Hari Om Silence Rooms

Hari Om Silence Rooms, by Shree Hemantkumar Nilkanth

The first and foremost of  the services of Mota Maharaj is, in the translators view, his unique innovation of silence rooms. There have already been ecclesiastical retreats, specially in Catholicism, but the difference between the two is great, so great that Pujya Sri Mota’s silence rooms deserve the name of an original contribution to the spiritual world.

Nadiad-ashram-Silence Room
One of the Silence Rooms in the Hari Om Ashram in Nadiad, Gujarat, India, where spiritual aspirants go to spent time in solitude chanting Hari Om.

A person who wants, to devote his or her whole time in sadhana for a fixed number of days, gets, when his turn in a queue comes, an entry into a specifically-constructed dark room. It has the barest minimum of ventilation. There are a bath room and a latrine within it. Electric lights are provided but only for reading or writing spiritual literature and for physical needs.  Introspection is a must for any self-perception and self-reform.

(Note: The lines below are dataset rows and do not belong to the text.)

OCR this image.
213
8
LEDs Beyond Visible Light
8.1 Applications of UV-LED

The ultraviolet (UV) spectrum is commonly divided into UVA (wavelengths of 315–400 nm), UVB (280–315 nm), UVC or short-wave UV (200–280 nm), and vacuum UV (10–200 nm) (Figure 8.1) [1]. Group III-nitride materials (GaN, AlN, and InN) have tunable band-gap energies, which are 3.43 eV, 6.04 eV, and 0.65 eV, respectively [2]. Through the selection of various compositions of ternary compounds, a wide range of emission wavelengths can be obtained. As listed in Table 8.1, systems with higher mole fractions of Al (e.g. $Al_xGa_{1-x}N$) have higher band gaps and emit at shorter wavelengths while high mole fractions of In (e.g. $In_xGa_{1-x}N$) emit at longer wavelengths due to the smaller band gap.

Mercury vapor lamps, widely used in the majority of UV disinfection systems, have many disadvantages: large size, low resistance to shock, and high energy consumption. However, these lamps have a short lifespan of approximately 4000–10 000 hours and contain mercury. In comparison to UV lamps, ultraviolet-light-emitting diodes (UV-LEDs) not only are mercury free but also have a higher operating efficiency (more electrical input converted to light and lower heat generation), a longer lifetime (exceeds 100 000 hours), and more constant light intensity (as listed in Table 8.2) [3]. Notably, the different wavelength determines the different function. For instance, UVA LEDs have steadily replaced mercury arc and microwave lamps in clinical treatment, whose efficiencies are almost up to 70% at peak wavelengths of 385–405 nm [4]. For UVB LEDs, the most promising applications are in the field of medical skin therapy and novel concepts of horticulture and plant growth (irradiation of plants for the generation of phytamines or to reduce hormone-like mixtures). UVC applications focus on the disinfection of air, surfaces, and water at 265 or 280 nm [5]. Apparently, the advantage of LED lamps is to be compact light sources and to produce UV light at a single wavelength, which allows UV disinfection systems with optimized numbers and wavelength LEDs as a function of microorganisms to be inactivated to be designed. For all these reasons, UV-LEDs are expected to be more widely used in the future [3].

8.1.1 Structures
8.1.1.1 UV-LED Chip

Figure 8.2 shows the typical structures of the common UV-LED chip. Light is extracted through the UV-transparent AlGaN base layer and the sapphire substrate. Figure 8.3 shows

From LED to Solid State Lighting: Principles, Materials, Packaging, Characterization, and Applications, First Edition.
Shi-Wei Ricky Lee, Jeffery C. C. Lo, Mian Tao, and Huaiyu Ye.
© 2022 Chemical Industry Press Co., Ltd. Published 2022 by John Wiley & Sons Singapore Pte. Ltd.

The darkness of the room helps the person in turning the mind’s searchlight inwards, since in a closely shut dark room the senses largely lose their characteristic power of making a person an extrovert. Letters to and from people outside are banned except for an urgent unavoidable necessity. Food, also, is provided by a special contrivance. In the front wall there is a big hole with a sill and two doors opening inside and outside. An attendant opens the door on his side of the wall, puts the food on the sill and closes the door. The aspirant then opens the door on his side and takes the food inside. This makes it impossible for him to see a human face during his whole stay in the dark room. An aspirant thus enjoys all the advantages of that kind of solitude for which earnest seekers of truth used to resort in ancient times to woods or caves in a mountain. Added to this is the supply of all the amenities which have become indispensable in modern times.

Silence rooms thus provide an easy means to go into the Self for some days and then come out on life’s stage with fresh vigour and a new outlook gained from concentration on God. There is no ban on any kind of worship. Persons belonging to all the creeds and both the sexes have, in thousands, taken advantage of this facility. An extremely negligible number among them have come out before the expiry of the period they had fixed and thus failed to pass through this ordeal. For, an ordeal it is – specially for the numerous novices who have spent their lives outside among loved ones and others and have been always engaged in doing some concrete work. When Sri. Ambubhai Purani, a distinguished follower of Pujya Sri Aurobindo, learnt that a person already inside a silence room was going to spend 51 days there, he was amazed and remarked, ‘Unless the spiritual guide of the person so closely confined for so long a time is a great adept, the inmate would go mad in such stark solitude. The fact that one of the most stringent punishments in jail was ( or is? ) to confine the offender in a solitary cell supports this view. But the highest number of days spent in a silence room is 388 days. The credit of this feat goes to two persons – a young Canadian of 24 years named Robin Armstrong and a Punjabi young man popularly known as Maunibaba.

Yes, the secret of this phenomenal success of thousands of persons taking strict silence in these silence rooms of Pujya Sri Mota, and of some in staying inside for many days or repeatedly, lies in the fact that the rooms are surcharged with a powerful spiritual atmosphere which Pujya Sri Mota Maharaj has subtly infused into’ them and which have become the mainstay of new entrants or long-time users.